Direct naar content gaan

Samenvatting

X (belanghebbende) dreef een klusbedrijf. Op [datum] 2010 heeft een ontploffing plaatsgehad in de schuur achter de woning van X. Naar aanleiding daarvan is X zwaar gewond geraakt en zijn een vuurwapen en een hennepkwekerij aangetroffen. Na een strafrechtelijk en fiscaal onderzoek ten aanzien van X en derdenonderzoeken, zijn aan X (navorderings)aanslagen IB/PVV en Zvw 2009 tot en met 2012 opgelegd. Daarbij heeft de Inspecteur gedetailleerde vermogensvergelijkingen opgesteld. Hieruit blijken ‘negatieve kassen’, aldus de Inspecteur. Hij stelt dat X inkomsten in verband met betrokkenheid bij hennepteelt en/of bouw/kluswerkzaamheden niet heeft aangegeven. Voor het jaar 2009 ontbreken voorts – gelet op de opeenvolgende nummering – een aantal facturen in de administratie van X.
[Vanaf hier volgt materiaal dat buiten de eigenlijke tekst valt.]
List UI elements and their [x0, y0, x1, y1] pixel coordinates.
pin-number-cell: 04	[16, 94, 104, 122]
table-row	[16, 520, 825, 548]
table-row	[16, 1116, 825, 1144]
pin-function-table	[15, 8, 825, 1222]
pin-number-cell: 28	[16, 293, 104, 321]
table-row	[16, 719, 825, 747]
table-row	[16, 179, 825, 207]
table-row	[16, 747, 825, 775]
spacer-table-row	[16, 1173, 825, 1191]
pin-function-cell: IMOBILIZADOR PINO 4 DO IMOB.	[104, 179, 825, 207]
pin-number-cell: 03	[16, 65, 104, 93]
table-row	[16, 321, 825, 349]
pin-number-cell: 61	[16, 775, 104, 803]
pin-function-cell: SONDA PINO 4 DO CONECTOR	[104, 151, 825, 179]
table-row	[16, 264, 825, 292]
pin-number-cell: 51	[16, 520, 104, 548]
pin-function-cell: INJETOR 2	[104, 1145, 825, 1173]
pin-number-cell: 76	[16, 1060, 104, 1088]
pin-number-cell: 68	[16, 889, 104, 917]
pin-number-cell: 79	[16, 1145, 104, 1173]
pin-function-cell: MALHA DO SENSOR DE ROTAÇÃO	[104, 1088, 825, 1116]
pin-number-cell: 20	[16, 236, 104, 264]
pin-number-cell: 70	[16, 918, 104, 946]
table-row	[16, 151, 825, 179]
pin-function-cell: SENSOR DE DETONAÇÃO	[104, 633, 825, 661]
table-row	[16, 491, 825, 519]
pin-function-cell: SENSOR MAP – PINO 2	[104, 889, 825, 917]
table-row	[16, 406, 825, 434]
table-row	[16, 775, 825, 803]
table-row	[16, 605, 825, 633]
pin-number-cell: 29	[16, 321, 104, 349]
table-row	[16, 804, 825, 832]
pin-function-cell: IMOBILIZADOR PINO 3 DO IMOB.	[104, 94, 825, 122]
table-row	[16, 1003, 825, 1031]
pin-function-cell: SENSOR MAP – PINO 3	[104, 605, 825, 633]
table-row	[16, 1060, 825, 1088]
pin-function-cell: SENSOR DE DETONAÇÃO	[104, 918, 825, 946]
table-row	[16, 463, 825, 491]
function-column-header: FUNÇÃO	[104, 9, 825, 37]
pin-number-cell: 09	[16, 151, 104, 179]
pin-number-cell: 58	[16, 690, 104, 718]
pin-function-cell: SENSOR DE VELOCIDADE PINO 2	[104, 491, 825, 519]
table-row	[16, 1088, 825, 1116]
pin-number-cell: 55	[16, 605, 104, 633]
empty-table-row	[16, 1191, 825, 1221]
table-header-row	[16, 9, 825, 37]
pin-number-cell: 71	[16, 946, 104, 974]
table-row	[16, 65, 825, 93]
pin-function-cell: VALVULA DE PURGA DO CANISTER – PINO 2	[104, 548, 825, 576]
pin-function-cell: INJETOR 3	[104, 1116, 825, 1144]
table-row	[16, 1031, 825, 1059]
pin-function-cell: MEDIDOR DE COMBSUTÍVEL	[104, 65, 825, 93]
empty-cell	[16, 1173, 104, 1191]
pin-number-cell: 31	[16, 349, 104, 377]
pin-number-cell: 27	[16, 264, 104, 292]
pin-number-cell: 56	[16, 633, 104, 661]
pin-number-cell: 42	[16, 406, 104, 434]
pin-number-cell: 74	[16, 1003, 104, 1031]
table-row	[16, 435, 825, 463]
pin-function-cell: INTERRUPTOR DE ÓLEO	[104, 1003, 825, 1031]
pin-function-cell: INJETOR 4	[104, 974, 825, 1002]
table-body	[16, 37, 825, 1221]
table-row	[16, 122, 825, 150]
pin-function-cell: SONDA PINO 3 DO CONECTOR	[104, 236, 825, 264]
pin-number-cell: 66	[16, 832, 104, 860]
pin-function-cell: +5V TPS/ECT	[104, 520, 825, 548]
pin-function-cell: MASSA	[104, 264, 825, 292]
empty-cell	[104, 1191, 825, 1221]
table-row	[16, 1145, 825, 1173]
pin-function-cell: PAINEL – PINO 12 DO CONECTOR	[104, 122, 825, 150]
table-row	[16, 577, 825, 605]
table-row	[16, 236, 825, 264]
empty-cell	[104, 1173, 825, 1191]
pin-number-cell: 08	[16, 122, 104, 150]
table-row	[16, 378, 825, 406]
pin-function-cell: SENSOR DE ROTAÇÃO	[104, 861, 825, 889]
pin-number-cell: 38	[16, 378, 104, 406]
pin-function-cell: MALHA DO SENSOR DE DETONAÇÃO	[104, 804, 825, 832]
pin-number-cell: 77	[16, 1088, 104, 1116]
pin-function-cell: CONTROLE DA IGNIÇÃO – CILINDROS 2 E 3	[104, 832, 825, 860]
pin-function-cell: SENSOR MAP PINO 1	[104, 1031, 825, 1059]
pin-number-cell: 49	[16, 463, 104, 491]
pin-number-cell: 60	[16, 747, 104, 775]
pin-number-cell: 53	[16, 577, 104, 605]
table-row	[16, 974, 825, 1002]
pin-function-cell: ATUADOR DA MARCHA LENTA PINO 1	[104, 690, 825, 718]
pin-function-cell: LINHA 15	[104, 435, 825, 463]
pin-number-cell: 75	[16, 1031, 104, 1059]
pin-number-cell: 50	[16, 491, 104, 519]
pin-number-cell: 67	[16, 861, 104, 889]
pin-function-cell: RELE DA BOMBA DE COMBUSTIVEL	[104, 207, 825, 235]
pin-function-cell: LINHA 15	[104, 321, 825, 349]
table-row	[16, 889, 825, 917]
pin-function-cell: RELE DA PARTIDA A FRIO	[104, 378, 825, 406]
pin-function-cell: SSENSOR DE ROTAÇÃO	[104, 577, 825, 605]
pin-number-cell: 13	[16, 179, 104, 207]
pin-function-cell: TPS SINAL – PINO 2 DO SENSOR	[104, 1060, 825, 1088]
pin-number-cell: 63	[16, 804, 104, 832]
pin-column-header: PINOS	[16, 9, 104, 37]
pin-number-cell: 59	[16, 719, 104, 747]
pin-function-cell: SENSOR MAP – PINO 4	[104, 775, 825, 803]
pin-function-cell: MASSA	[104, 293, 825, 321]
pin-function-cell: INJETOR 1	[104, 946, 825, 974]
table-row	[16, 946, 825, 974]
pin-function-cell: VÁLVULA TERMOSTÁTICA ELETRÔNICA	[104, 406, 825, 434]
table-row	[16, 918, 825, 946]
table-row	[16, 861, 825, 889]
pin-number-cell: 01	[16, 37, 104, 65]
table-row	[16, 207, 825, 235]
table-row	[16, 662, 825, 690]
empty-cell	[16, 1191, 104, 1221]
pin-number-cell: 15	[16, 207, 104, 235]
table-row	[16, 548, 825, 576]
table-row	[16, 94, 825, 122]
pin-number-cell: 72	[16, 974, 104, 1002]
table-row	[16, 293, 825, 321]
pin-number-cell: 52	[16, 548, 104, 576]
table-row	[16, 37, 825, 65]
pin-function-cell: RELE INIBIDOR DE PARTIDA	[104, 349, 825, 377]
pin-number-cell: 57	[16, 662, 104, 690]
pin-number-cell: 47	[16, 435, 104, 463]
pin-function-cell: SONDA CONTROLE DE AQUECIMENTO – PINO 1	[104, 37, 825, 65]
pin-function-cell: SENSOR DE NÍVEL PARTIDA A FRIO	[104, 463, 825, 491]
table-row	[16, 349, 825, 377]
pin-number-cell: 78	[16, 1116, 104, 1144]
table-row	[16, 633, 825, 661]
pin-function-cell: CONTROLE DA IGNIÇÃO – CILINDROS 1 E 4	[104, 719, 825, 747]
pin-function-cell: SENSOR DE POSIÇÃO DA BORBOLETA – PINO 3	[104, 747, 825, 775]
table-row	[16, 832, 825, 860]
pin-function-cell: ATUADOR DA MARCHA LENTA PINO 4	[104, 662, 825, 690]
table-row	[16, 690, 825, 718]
Rechtbank Zeeland-West-Brabant heeft de (navorderings)aanslagen in stand gelaten. De boetes zijn wegens overschrijding van de redelijke termijn gematigd met 10%. X heeft hoger beroep ingesteld.
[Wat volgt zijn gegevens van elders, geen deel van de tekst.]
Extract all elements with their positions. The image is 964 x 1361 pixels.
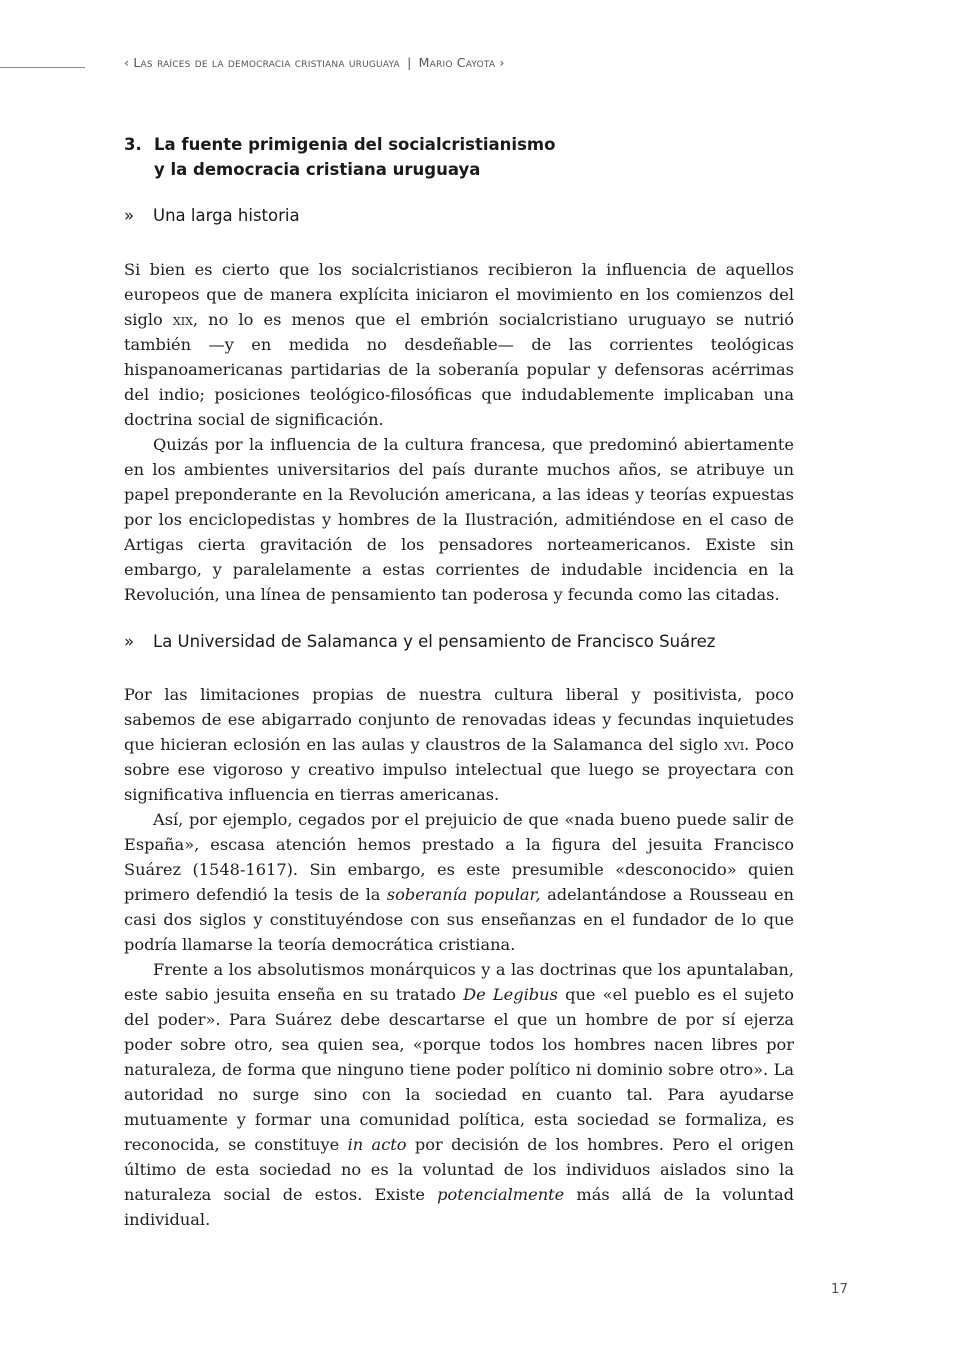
paragraph: Quizás por la influencia de la cultura francesa, que predominó abiertamente en los ambientes universitarios del país durante muchos años, se atribuye un papel preponderante en la Revolución americana, a las ideas y teorías expuestas por los enciclopedistas y hombres de la Ilustración, admitiéndose en el caso de Artigas cierta gravitación de los pensadores norteamericanos. Existe sin embargo, y paralelamente a estas corrientes de indudable incidencia en la Revolución, una línea de pensamiento tan poderosa y fecunda como las citadas.: [124, 435, 794, 604]
section-title: La Universidad de Salamanca y el pensamiento de Francisco Suárez: [153, 632, 716, 651]
paragraph: Por las limitaciones propias de nuestra cultura liberal y positivista, poco sabemos de ese abigarrado conjunto de renovadas ideas y fecundas inquietudes que hicieran eclosión en las aulas y claustros de la Salamanca del siglo xvi. Poco sobre ese vigoroso y creativo impulso intelectual que luego se proyectara con significativa influencia en tierras americanas.: [124, 685, 794, 804]
page-number: 17: [830, 1281, 848, 1297]
section-heading-universidad-salamanca: [124, 632, 715, 651]
paragraph: Si bien es cierto que los socialcristianos recibieron la influencia de aquellos europeos que de manera explícita iniciaron el movimiento en los comienzos del siglo xix, no lo es menos que el embrión socialcristiano uruguayo se nutrió también —y en medida no desdeñable— de las corrientes teológicas hispanoamericanas partidarias de la soberanía popular y defensoras acérrimas del indio; posiciones teológico-filosóficas que indudablemente implicaban una doctrina social de significación.: [124, 260, 794, 429]
chapter-title-line1: La fuente primigenia del socialcristianismo: [154, 135, 556, 154]
section-title: Una larga historia: [153, 206, 300, 225]
header-rule: [0, 67, 85, 68]
chapter-heading: [124, 132, 555, 182]
section-body-universidad-salamanca: [124, 682, 794, 1232]
paragraph: Así, por ejemplo, cegados por el prejuicio de que «nada bueno puede salir de España», escasa atención hemos prestado a la figura del jesuita Francisco Suárez (1548-1617). Sin embargo, es este presumible «desconocido» quien primero defendió la tesis de la soberanía popular, adelantándose a Rousseau en casi dos siglos y constituyéndose con sus enseñanzas en el fundador de lo que podría llamarse la teoría democrática cristiana.: [124, 810, 794, 954]
running-head-author: Mario Cayota ›: [418, 55, 505, 70]
running-head: [124, 55, 505, 70]
chapter-number: 3.: [124, 135, 142, 154]
section-heading-una-larga-historia: [124, 206, 300, 225]
paragraph: Frente a los absolutismos monárquicos y a las doctrinas que los apuntalaban, este sabio jesuita enseña en su tratado De Legibus que «el pueblo es el sujeto del poder». Para Suárez debe descartarse el que un hombre de por sí ejerza poder sobre otro, sea quien sea, «porque todos los hombres nacen libres por naturaleza, de forma que ninguno tiene poder político ni dominio sobre otro». La autoridad no surge sino con la sociedad en cuanto tal. Para ayudarse mutuamente y formar una comunidad política, esta sociedad se formaliza, es reconocida, se constituye in acto por decisión de los hombres. Pero el origen último de esta sociedad no es la voluntad de los individuos aislados sino la naturaleza social de estos. Existe potencialmente más allá de la voluntad individual.: [124, 960, 795, 1229]
section-marker: »: [124, 206, 135, 225]
running-head-separator: |: [407, 55, 412, 70]
section-marker: »: [124, 632, 135, 651]
chapter-title-line2: y la democracia cristiana uruguaya: [154, 160, 481, 179]
section-body-una-larga-historia: [124, 257, 794, 607]
running-head-book-title: ‹ Las raíces de la democracia cristiana uruguaya: [124, 55, 400, 70]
Hof Den Bosch oordeelt dat X kwade trouw kan worden verweten, zodat het al dan niet aanwezig zijn van een nieuw feit voor de navordering van IB/PVV en Zvw 2010 en 2011 niet relevant is. Voorts is het Hof van oordeel dat X niet de vereiste aangiften heeft gedaan, dat de schattingen van de Inspecteur redelijk zijn en dat de boetes, zoals deze luiden na vermindering door de Rechtbank, passend en geboden zijn. Het hoger beroep is ongegrond.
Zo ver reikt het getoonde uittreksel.